Sistem Rujukan Bukan untuk Membatasi Peserta JKN-KIS

Ari Dwi Ariyani.
image_pdfSimpan Sebagai PDFimage_printPrint

Sudut pandang terkait sakit dan sembuh, antara dokter dan pasien yang kerap berbeda

MATARAM.lombokjournal.com

Peserta maupun non peserta program Jaminan Kesehatan Nasional – Kartu Indoensia Sehat (JKN-KIS) yang diselenggarakan Badan Peyelenggara Jaminan Sosial (BPJS) Kesehatan, banyak yang masih mempertanyakan, mengapa saat berobat menggunakan kartu BPJS Keehatan harus ke puskesmas atau klinik dulu yang disebut sebagai fasilitas Kesehatan tahap pertama.

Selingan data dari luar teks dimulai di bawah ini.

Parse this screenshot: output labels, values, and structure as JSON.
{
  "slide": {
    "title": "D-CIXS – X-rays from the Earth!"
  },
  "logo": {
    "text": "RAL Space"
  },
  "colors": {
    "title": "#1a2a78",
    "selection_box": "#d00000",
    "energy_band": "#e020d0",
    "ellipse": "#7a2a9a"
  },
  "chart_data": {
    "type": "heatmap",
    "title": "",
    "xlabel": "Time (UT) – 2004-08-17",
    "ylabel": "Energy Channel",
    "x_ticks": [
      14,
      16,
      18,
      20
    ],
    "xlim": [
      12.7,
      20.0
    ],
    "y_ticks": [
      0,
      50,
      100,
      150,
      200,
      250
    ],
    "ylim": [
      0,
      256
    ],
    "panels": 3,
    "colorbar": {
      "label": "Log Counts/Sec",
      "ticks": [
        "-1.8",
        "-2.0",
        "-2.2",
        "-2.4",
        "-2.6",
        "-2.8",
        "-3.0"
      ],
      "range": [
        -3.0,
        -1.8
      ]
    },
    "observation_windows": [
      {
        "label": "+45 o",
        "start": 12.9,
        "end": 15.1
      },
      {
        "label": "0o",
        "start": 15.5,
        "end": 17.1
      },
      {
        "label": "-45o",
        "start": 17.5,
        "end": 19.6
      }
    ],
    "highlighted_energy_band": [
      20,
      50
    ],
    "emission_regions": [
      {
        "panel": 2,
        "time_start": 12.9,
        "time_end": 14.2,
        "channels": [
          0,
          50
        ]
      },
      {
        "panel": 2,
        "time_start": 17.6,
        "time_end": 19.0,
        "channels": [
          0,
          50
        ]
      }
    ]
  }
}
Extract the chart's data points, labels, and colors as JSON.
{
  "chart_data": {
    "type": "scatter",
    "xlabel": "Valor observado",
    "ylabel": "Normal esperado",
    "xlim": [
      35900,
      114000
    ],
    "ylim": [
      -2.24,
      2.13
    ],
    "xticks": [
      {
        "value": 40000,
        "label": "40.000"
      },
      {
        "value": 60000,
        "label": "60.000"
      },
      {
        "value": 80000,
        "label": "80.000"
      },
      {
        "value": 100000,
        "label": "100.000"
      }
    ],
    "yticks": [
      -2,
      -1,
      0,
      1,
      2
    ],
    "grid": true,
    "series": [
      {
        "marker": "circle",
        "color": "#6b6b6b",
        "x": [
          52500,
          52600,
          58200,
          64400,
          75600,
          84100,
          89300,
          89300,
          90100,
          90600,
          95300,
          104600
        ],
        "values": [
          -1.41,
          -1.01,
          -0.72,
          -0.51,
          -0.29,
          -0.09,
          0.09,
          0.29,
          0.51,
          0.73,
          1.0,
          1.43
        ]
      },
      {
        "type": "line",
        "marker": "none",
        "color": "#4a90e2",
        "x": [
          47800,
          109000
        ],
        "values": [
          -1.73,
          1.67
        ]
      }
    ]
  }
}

Mengapa tidak bisa langsung berobat ke rumah sakit? Ini penjelasan dari pihak BPJS Kesehatan.

“Kita (BPJS Kesehatan) seolah-olah membatasi yang dirujuk, seolah-olah ya. Padahal tidak. Kita tidak membatasi,” kata Deputi Direksi Bidang Jaminan Pelayanan Kesehatan Primer BPJS Kesehatan, Ari Dwi Ariyani.

Dijelaskn Ari, saat pasien berobat ke puskesmas atau klinik maupun dokter umum yang termasuk dalam fasilitas kesehatan tahap pertama (FKTP), lebih dulu akan disaring perlu atau tidak merujuk pasien JKN yang datang.

“Dokter di FKTP, memiliki 144 kompetensi penyakit yang bisa ditangani. Jadi, dokter umum itu akan memfilter apakah kondisi pasien tersebut bisa dikerjakan sendiri atau tidak. Kalau bisa, tidak perlu dirujuk,” kata Ari.

Hal itu dijelaskannya dalam webinar Progres Upaya Perbaikan Kualitas Layanan Program JKN -KIS pada Rabu (16/12/20)

Kemudian ditegaskannya, dokter umum di Indonesia memang kompeten. Sebaiknya masyarakat terutama peserta JKN-KIS tidak perlu ragu akan kompetensi mereka.

“Jadi, ketika dirujuk ya harus dirujuk. Dengan ada 144 penyakit yang bisa diatasi ya akan diobati oleh dokter tersebut, kalau tidak bisa maka akan dirujuk,” Ari menjelaskan.

Selain itu, proses rujukan juga memiliki manfaat bagi pasien. Bila pasien yang termasuk dalam 144 penyakit yang bisa ditangani di puskesmas maupun klinik, tidak perlu ke rumah sakit yang mana penuh virus atau bakteri penyebab penyakit.

“Di RS juga ada banyak infeksi, kalau tidak penting sekali tidak perlu ke RS,” ujar Ari.

Persepsi Dokter berebeda dengan Pasien

Sudut pandang sakit dan sembuh antara dokter dan pasien yang kerap berbeda, turut membuat pasien banyak mengeluhkan tidak sembuh bila dirawat di puskesmas atau klinik.

Ari yang juga sebagai dokter umum ini memahami perbedaan sakit dan sembuh ini.

“Dokter bilang enggak apa-apa, tapi pasien merasa apa-apa. Misalnya saya, sebagai seorang dokter, ketika anak demam dan melihat bahwa ini demam yang tidak apa-apa ya tidak membawa anak ke rumah sakit. Berbeda dengan suami yang merasa bahwa demam harus dibawa ke rumah sakit,” tuturnya.

Perbedaan antara seorang dokter dan pasien yang tentu berbeda, membuat tujuh tahun sistem asuransi sosial BPJS Kesehatan berjalan, sistem rujukan masih menjadi isu hangat.

“Sehingga, hal ini yang perlu dipahami bersama.” tegas Ari.